Ford v. ExxonMobil Chemical Co., 235 S.W.3d 615 (Tex. 2007), examines whether limitations should bar an equitable action to quiet title. Five years after signing an amendment granting a pipeline easement across three tracts of land, Ford sued ExxonMobil for real estate fraud and to quiet title by a removal order. Ford alleged that he only signed the amendment because ExxonMobil represented that the original pipeline easement covered all three tracts, but in actuality, it only covered one tract. The Texas Supreme Court held that the Statute of Limitations precluded both Ford’s fraud claim and his equitable claim for quiet title.
The parties agreed that the fraud claim should have been brought within four years of when a person exercising reasonable diligence should have discovered the fraud; they disagreed as to when the fraud should have been discovered. The court recognized the general rule that not all public records establish an irrebuttable presumption of notice, but when the recorded instrument is in the grantee’s chain of title, public records generally establish an irrebuttable presumption of notice.

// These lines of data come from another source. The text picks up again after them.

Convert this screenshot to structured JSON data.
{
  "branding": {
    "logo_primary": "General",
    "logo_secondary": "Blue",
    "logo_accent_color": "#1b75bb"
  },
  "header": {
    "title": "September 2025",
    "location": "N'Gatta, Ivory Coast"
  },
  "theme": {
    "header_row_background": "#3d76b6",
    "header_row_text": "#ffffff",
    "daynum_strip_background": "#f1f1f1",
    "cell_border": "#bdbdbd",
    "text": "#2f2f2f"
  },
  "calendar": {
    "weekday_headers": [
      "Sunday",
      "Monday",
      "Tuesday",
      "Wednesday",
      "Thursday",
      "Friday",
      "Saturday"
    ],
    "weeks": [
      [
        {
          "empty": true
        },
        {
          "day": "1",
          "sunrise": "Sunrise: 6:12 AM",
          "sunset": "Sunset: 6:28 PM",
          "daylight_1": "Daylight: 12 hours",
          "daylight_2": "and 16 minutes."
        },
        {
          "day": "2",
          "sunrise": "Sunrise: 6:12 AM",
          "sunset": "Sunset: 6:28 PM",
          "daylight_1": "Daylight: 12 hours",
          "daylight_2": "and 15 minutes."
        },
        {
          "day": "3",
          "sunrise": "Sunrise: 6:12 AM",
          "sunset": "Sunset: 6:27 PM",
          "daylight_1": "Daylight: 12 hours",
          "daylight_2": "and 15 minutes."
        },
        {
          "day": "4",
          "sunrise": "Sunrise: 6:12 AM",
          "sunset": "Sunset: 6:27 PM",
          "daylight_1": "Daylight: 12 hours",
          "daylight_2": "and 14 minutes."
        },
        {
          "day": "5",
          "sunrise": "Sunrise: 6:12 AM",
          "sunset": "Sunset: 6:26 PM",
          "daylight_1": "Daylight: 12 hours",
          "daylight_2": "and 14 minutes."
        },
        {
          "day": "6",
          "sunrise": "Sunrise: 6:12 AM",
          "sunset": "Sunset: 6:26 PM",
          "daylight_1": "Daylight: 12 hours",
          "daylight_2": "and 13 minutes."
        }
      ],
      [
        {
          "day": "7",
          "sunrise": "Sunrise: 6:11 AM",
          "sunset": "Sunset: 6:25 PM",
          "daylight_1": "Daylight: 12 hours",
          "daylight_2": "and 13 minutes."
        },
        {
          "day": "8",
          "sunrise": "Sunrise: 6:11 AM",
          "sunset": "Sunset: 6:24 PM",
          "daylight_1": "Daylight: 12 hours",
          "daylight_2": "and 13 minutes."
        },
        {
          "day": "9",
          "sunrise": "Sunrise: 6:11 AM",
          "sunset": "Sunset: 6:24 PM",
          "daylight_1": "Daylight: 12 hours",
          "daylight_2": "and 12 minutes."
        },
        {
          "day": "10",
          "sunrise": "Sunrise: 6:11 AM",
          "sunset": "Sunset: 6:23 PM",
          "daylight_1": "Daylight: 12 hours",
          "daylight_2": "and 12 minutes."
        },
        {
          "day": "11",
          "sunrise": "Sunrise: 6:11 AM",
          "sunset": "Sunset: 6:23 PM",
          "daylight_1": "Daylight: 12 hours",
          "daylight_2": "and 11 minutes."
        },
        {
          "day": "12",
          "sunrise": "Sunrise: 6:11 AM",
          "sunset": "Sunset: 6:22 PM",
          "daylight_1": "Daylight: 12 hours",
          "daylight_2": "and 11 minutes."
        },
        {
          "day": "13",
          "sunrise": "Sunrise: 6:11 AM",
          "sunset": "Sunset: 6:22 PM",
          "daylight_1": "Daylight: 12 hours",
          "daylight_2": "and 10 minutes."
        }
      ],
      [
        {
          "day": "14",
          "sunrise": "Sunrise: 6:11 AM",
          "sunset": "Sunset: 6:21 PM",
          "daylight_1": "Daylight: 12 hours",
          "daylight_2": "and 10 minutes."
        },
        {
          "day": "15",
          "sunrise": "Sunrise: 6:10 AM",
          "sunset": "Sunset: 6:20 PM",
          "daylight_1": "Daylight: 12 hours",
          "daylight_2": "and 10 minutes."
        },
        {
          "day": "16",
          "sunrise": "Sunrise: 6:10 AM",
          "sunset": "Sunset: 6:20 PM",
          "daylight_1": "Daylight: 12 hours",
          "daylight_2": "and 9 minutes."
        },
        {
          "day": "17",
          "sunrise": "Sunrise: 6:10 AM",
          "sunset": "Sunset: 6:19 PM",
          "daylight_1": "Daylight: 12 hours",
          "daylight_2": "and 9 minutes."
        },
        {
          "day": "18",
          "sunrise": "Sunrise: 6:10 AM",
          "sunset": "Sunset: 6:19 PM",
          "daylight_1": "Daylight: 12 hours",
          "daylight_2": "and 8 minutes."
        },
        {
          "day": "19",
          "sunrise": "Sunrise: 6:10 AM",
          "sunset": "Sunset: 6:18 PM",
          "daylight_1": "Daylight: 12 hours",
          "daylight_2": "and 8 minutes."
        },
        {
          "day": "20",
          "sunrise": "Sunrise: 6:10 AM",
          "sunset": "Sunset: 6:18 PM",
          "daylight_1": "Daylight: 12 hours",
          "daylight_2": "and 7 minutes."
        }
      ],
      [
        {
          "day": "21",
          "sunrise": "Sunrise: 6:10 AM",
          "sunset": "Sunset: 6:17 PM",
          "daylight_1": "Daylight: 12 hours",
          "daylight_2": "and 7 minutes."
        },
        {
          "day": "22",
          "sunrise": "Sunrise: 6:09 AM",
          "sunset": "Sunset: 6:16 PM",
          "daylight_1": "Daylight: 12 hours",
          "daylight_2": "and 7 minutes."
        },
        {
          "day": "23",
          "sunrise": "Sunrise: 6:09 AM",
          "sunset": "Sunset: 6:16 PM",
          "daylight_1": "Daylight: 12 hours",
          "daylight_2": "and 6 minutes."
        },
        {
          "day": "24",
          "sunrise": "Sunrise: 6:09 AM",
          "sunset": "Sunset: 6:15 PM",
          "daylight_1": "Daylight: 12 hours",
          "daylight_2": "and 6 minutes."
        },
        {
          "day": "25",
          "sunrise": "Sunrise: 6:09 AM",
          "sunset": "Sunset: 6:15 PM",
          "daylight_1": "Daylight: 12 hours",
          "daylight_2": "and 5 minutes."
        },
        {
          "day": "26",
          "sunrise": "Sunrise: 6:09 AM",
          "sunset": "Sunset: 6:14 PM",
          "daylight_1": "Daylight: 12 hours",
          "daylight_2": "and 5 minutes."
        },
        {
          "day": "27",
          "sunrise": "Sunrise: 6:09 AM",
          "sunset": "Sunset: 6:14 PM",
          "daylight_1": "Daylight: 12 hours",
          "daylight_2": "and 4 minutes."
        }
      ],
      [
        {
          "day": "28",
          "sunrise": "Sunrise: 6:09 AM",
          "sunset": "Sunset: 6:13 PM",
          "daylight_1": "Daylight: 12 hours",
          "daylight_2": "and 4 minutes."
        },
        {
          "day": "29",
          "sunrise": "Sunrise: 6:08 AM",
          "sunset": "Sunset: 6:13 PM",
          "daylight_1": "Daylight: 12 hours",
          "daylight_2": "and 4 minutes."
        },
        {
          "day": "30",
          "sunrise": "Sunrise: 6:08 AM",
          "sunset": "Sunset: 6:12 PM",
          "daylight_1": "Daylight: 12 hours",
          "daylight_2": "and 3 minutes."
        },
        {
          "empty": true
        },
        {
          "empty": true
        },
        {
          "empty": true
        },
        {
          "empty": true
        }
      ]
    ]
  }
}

In the present case, Ford’s fraud claim was based on recorded instruments in his chain of title, which were recorded prior to the amendment he executed. Therefore, the Statute of Limitations began to run no later than the moment when Ford signed the amendment, because the recorded instruments in his chain of title placed him on constructive notice of the alleged fraud (Ford did not claim, plead, or try to prove that there was a fiduciary relationship with ExxonMobil).
In holding that the suit to quiet title was also barred, the Texas Supreme Court first pointed out that Ford did not plead quiet title as an independent cause of action, and therefore, “having asserted limitations against Ford’s fraud claim, ExxonMobil did not have to assert limitations against each item of legal or equitable relief that stemmed from it.”
However, even if Ford had pleaded his action to quiet title as an independent cause of action, it still would have been barred by limitations. Although it is true that “an equitable action to remove cloud on title is not subject to limitations if a deed is void or has expired by its own terms” this rule does ”not apply when a deed is voidable rather than void.” When a deed is voidable, the claimant has an adequate remedy at law, and equity will not intervene.
In this case, Ford claimed that the deed was obtained by fraud. “Deeds obtained by fraud are voidable rather than void, and remain in effect until set aside.” Once limitations expired for setting aside the deed allegedly obtained by fraud, Ford could not simply evade this bar by asserting the claim in equity. The Court recognized that if it were to hold otherwise, virtually every real estate case “could be recast as an action to remove cloud on title,” and limitations would rarely apply.
The significance of the case is the holding that the Discovery Rule will not apply to matters which were disclosed in the public records of the plaintiff’s own chain of title. Deeds acquired by fraud or voidable, not void, and therefore limitations applies. A claim for fraud based on misrepresentations by the defendant as to the plaintiff’s own title, will be barred by limitations, if the plaintiff could have discovered the fraud by examining his own chain of title.